A decision to spend up to £25,000 on events in the Causeway Council area to mark Queen Elizabeth II’s 90th birthday has been slammed as “an absolute disgrace”.
The condemnation from a Sinn Fein councillor follows agreement by unionists at Tuesday’s meeting of the Corporate Policy and Resources committee to allocate £8,400 for events to mark the Queen’s birthday.
Events include a garden party recognising local charitable and volunteering organisations, incorporating music and a DVD of the Queen’s visits to the Causeway Coast and Glens area. A guest list for the event is to be agreed by a working group.
Unionists, who make up the majority of the Corporate Policy committee, also agreed a further £10,000 be made available for a community grants programme for community celebrations such as street parties.

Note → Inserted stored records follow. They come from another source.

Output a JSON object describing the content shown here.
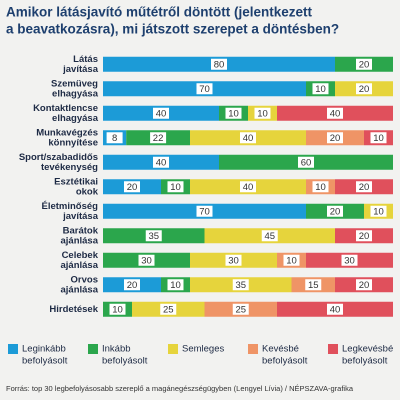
{
  "chart_data": {
    "type": "stacked_bar",
    "orientation": "horizontal",
    "title": [
      "Amikor látásjavító műtétről döntött (jelentkezett",
      "a beavatkozásra), mi játszott szerepet a döntésben?"
    ],
    "categories": [
      [
        "Látás",
        "javítása"
      ],
      [
        "Szemüveg",
        "elhagyása"
      ],
      [
        "Kontaktlencse",
        "elhagyása"
      ],
      [
        "Munkavégzés",
        "könnyítése"
      ],
      [
        "Sport/szabadidős",
        "tevékenység"
      ],
      [
        "Esztétikai",
        "okok"
      ],
      [
        "Életminőség",
        "javítása"
      ],
      [
        "Barátok",
        "ajánlása"
      ],
      [
        "Celebek",
        "ajánlása"
      ],
      [
        "Orvos",
        "ajánlása"
      ],
      [
        "Hirdetések"
      ]
    ],
    "series": [
      {
        "name": [
          "Leginkább",
          "befolyásolt"
        ],
        "color": "#1c9bd7",
        "values": [
          80,
          70,
          40,
          8,
          40,
          20,
          70,
          null,
          null,
          20,
          null
        ]
      },
      {
        "name": [
          "Inkább",
          "befolyásolt"
        ],
        "color": "#2ba64c",
        "values": [
          20,
          10,
          10,
          22,
          60,
          10,
          20,
          35,
          30,
          10,
          10
        ]
      },
      {
        "name": [
          "Semleges"
        ],
        "color": "#e6d43c",
        "values": [
          null,
          20,
          10,
          40,
          null,
          40,
          10,
          45,
          30,
          35,
          25
        ]
      },
      {
        "name": [
          "Kevésbé",
          "befolyásolt"
        ],
        "color": "#ef9466",
        "values": [
          null,
          null,
          null,
          20,
          null,
          10,
          null,
          null,
          10,
          15,
          25
        ]
      },
      {
        "name": [
          "Legkevésbé",
          "befolyásolt"
        ],
        "color": "#e0505c",
        "values": [
          null,
          null,
          40,
          10,
          null,
          20,
          null,
          20,
          30,
          20,
          40
        ]
      }
    ],
    "source": "Forrás: top 30 legbefolyásosabb szereplő a magánegészségügyben (Lengyel Lívia) / NÉPSZAVA-grafika"
  }
}
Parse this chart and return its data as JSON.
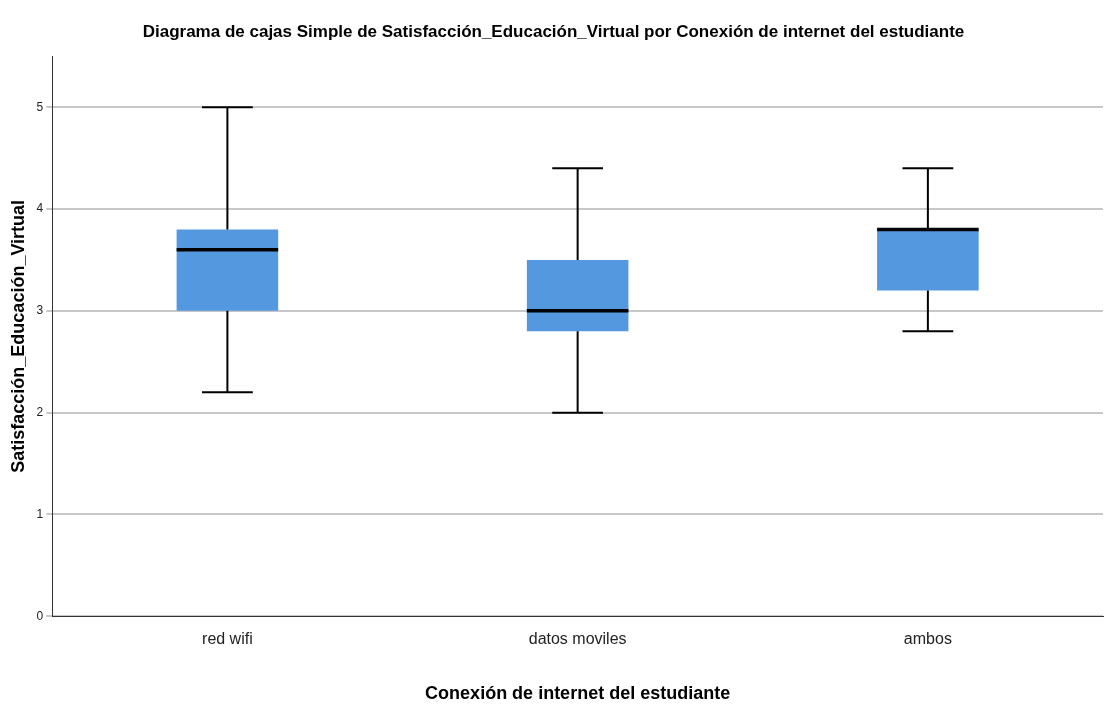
{
  "chart_data": {
    "type": "box",
    "title": "Diagrama de cajas Simple de Satisfacción_Educación_Virtual por Conexión de internet del estudiante",
    "xlabel": "Conexión de internet del estudiante",
    "ylabel": "Satisfacción_Educación_Virtual",
    "categories": [
      "red wifi",
      "datos moviles",
      "ambos"
    ],
    "boxes": [
      {
        "low": 2.2,
        "q1": 3.0,
        "median": 3.6,
        "q3": 3.8,
        "high": 5.0
      },
      {
        "low": 2.0,
        "q1": 2.8,
        "median": 3.0,
        "q3": 3.5,
        "high": 4.4
      },
      {
        "low": 2.8,
        "q1": 3.2,
        "median": 3.8,
        "q3": 3.8,
        "high": 4.4
      }
    ],
    "color": "#5499e0",
    "ylim": [
      0,
      5.5
    ],
    "yticks": [
      0,
      1,
      2,
      3,
      4,
      5
    ],
    "grid": "y",
    "legend": false
  }
}
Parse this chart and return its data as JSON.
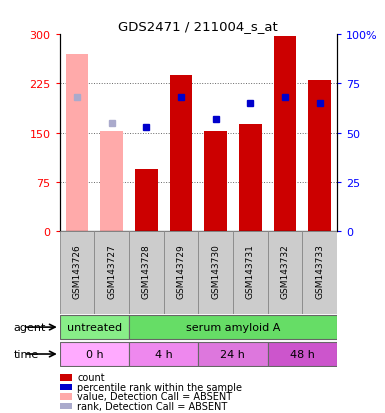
{
  "title": "GDS2471 / 211004_s_at",
  "samples": [
    "GSM143726",
    "GSM143727",
    "GSM143728",
    "GSM143729",
    "GSM143730",
    "GSM143731",
    "GSM143732",
    "GSM143733"
  ],
  "bar_values": [
    270,
    153,
    95,
    237,
    153,
    163,
    298,
    230
  ],
  "bar_colors": [
    "#ffaaaa",
    "#ffaaaa",
    "#cc0000",
    "#cc0000",
    "#cc0000",
    "#cc0000",
    "#cc0000",
    "#cc0000"
  ],
  "rank_pct": [
    68,
    55,
    53,
    68,
    57,
    65,
    68,
    65
  ],
  "rank_colors": [
    "#aaaacc",
    "#aaaacc",
    "#0000cc",
    "#0000cc",
    "#0000cc",
    "#0000cc",
    "#0000cc",
    "#0000cc"
  ],
  "ylim_left": [
    0,
    300
  ],
  "ylim_right": [
    0,
    100
  ],
  "yticks_left": [
    0,
    75,
    150,
    225,
    300
  ],
  "ytick_labels_left": [
    "0",
    "75",
    "150",
    "225",
    "300"
  ],
  "ytick_labels_right": [
    "0",
    "25",
    "50",
    "75",
    "100%"
  ],
  "agent_labels": [
    {
      "text": "untreated",
      "start": 0,
      "end": 2,
      "color": "#88ee88"
    },
    {
      "text": "serum amyloid A",
      "start": 2,
      "end": 8,
      "color": "#66dd66"
    }
  ],
  "time_labels": [
    {
      "text": "0 h",
      "start": 0,
      "end": 2,
      "color": "#ffaaff"
    },
    {
      "text": "4 h",
      "start": 2,
      "end": 4,
      "color": "#ee88ee"
    },
    {
      "text": "24 h",
      "start": 4,
      "end": 6,
      "color": "#dd77dd"
    },
    {
      "text": "48 h",
      "start": 6,
      "end": 8,
      "color": "#cc55cc"
    }
  ],
  "legend_items": [
    {
      "color": "#cc0000",
      "label": "count"
    },
    {
      "color": "#0000cc",
      "label": "percentile rank within the sample"
    },
    {
      "color": "#ffaaaa",
      "label": "value, Detection Call = ABSENT"
    },
    {
      "color": "#aaaacc",
      "label": "rank, Detection Call = ABSENT"
    }
  ],
  "bar_width": 0.65,
  "plot_bg": "#ffffff",
  "sample_box_color": "#cccccc",
  "grid_color": "#666666"
}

In addition to the £18,400 agreed on Tuesday, unionist councillors gave the nod last week to spend £6,600 to mark the Queen’s 90th at a special meeting of Council.
Among the events to be held is a relay of beacons in each of the four legacy council areas - including Limavady - concluding with the lighting of a beacon in Portstewart on April 21, the 90th birthday of Queen Elizabeth II.
The decision at last Wednesday’s meeting took just six minutes after councillors waited for 45 minutes until enough councillors were available to make up a quorum of 20.
Sinn Fein’s Brenda Chivers said her party had proposed establishing a committee to discuss celebratory events for all occasions and centenaries, but said there was nothing for the 1916 centenary and it was all one-sided.
The DUP’s George Duddy said he hoped the Queen would live until she was 100.
Colr. Duddy said it was a case of straightforward maths and that’s why it was not in the centenary celebrations.
The move was described as “an absolute disgrace” by Sinn Fein’s Cara McShane.
She said some of the most deprived wards were located within the Causeway Council area, and said there were community groups struggling and people struggling to make ends meet yet “this Council flippantly throws money at these type of events”.
Colr. McShane said that, when the matter was discussed at a special meeting last week, Council “couldn’t even get a quorum for this”. She asked for the costings of calling a special meeting which she said took almost an hour to secure a quorum.
Colr. McShane said some councillors needed to “get their heads out of the sand” and “think about putting money where it makes a difference in people’s lives”.
Colr. McShane said unionists were making “a cold house for a large minority in this new Council area”.
“It’s disgusting, absolutely disgusting,” added Colr. McShane.
UUP Colr. Darryl Wilson said Colr. McShane’s comments were “disparaging”, adding: “We do have a mandate and we are a democracy and we do try to carry out the will of the people.”
“We are in the UK. Her Majesty The Queen is our monarch and we are very proud of her and we will celebrate her 90th birthday.”
When it came to the vote, all unionists present voted in favour of the proposal to allocate the £8,400 for events and to make £10,000 available for community grants.
The only Sinn Fein councillors present, Brenda Chivers and Cara McShane, voted against, while the only SDLP member present, Colr. Orla Beattie, abstained.
Sinn Fein Colr. Brenda Chivers, speaking after the meeting, said that, while everyone was entitled to celebrate events important to their culture, £25,000 was too much money at a time when cuts were affecting community groups and people were struggling.
“£25,000 is a step too far,” added Colr. Chivers.